There is no dispute as to the above facts, or as to the nature and extent of the injuries. After the application for adjustment of the claim was filed with the Industrial Commission, hearings were had before an arbitrator. The arbitrator made an award in which he found that both Stoll and his employer were subject to the provisions of the Compensation Act; that the injuries claimed.arose out of and in the course of his employment, and constituted a compensable injury under that act; that the injuries received resulted in temporary total disability. Compensation was awarded at the rate of $17.60 per week for a period of 42-4/7 weeks. On review, the commission sustained the findings of the arbitrator as to the applicability of the Compensation Act, but increased the period of payments from 42-4/7 weeks to 58 weeks. On certiorari the circuit court of Cook county, confirmed the decision of the commission.

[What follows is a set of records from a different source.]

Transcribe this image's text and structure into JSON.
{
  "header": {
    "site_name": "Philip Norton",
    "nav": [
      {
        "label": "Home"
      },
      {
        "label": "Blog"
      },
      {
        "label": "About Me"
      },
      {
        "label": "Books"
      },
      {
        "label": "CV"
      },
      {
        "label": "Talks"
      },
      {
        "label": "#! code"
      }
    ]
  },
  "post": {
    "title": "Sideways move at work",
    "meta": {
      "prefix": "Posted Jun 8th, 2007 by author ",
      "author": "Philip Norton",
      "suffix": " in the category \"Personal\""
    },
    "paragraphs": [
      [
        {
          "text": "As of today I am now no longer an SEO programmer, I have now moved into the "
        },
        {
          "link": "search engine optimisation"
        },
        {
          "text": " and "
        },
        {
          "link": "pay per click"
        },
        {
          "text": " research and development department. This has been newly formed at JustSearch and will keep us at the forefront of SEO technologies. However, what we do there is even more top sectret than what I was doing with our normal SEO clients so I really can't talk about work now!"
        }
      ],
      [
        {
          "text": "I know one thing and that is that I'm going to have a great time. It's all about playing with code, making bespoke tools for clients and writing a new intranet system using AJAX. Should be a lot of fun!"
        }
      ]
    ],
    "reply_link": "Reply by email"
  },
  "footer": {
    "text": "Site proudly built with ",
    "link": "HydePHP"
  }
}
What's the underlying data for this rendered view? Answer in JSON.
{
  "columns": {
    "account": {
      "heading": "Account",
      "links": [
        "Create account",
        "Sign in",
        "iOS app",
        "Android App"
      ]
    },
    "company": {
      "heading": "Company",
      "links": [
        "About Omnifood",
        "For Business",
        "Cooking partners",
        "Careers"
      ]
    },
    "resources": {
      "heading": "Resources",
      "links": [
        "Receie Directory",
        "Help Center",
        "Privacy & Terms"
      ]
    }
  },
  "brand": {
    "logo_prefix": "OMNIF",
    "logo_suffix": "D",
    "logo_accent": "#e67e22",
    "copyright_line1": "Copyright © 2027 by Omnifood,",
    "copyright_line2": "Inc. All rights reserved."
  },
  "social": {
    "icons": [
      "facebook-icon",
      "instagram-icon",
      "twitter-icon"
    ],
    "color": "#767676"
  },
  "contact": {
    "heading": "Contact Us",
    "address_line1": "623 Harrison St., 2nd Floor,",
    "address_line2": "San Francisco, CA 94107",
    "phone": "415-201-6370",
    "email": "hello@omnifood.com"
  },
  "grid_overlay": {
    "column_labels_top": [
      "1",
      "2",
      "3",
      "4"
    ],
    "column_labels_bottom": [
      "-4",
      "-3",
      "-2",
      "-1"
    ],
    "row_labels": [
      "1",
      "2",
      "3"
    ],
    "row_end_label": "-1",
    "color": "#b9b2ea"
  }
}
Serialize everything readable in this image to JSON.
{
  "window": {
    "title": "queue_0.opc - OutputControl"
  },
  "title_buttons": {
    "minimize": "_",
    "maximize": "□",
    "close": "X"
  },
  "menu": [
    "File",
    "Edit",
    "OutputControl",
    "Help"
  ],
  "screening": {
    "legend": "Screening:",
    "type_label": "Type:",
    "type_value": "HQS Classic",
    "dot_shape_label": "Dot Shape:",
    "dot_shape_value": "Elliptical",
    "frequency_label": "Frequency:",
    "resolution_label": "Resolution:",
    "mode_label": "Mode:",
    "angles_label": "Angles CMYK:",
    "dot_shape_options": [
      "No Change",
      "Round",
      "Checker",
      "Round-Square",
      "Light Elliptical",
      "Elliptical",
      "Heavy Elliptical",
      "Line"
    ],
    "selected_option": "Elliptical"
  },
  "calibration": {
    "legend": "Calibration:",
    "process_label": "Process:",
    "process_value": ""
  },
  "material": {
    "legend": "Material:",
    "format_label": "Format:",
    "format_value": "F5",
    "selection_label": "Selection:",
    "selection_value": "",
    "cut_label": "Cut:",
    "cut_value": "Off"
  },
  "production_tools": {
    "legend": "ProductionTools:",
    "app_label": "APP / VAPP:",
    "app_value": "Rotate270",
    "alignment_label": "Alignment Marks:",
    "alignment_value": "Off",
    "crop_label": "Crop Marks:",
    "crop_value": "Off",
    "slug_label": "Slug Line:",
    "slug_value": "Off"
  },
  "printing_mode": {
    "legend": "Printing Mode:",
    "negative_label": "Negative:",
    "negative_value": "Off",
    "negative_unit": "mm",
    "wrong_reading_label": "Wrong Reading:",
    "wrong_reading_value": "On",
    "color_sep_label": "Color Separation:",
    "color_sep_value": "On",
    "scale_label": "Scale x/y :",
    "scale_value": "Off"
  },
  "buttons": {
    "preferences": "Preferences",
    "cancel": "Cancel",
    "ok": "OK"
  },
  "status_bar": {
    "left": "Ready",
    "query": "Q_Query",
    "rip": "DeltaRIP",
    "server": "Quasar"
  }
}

The sole question here is whether Stoll, at the time of his injury, was comprehended within, and subject to, the provisions of the Federal Employers’ Liability Act, as amended August 11, 1939. If he was, then the Illinois Workmen’s Compensation Act has no application, and the Industrial Commission had no jurisdiction to entertain the application for adjustment of the claim, and the award of compensation was improper.

The decisive question is the effect of the 1939 amendment to the Federal Employers’ Liability Act.- To fully understand the purpose and effect of this amendment, it is necessary to review the history of the legislation on the subject.

The first Federal Employers’ Liability Act was enacted June 11, 1906. (34 Stat. at L. 232.) By its terms it attempted to cover all employees who were employed by a common carrier, engaged in interstate commerce. The theory of that act was, that if the carrier was engaged in interstate commerce, it thereby subjected itself to federal regulation in all the aspects of its business. The validity of this theory was, however, denied by the United States Supreme Court, and the act was declared unconstitutional in the case of Howard v. Illinois Central Railroad Co. 207 U. S. 463, 52 L. ed. 297. It was held in that case, that as to that part of the business of a carrier which was wholly intrastate, neither the carrier nor its employees were subject to regulation by Congress. It was there said (page 498) :

“The Act, then, being addressed to all common carriers engaged in interstate commerce, and imposing a liability upon them in favor of any of their employees, without qualification or restriction as to the business in which the carriers or their employees may be engaged at the time of the injury, of necessity includes subjects wholly outside of the power of Congress to regulate commerce.”

Following this decision, Congress passed the second Employers’ Liability Act, April 22, 1908. (45 U. S. C. A. 51.) This act was limited in its effect to cases where the injuries were sustained while the employee was actually engaged in interstate commerce. The act read, “Every common carrier by railroad while engaging in commerce between any of the several States or Territories * * * shall be liable in damages to any person suffering injury while he is employed, by such carrier, in such commerce,” etc. (45 U. S. C. A. par. 51.) Its constitutionality was upheld by the Supreme Court in Second Employers’ Liability Cases, 223 U. S. 1, 56 L. ed. 327. The court there said (page 51): “The present act, unlike the one condemned in Bmployers’ Liability Cases, 207 U. S. 463, deals only with the liability of a carrier engaged in interstate commerce for injuries sustained by its employees while engaged in such commerce.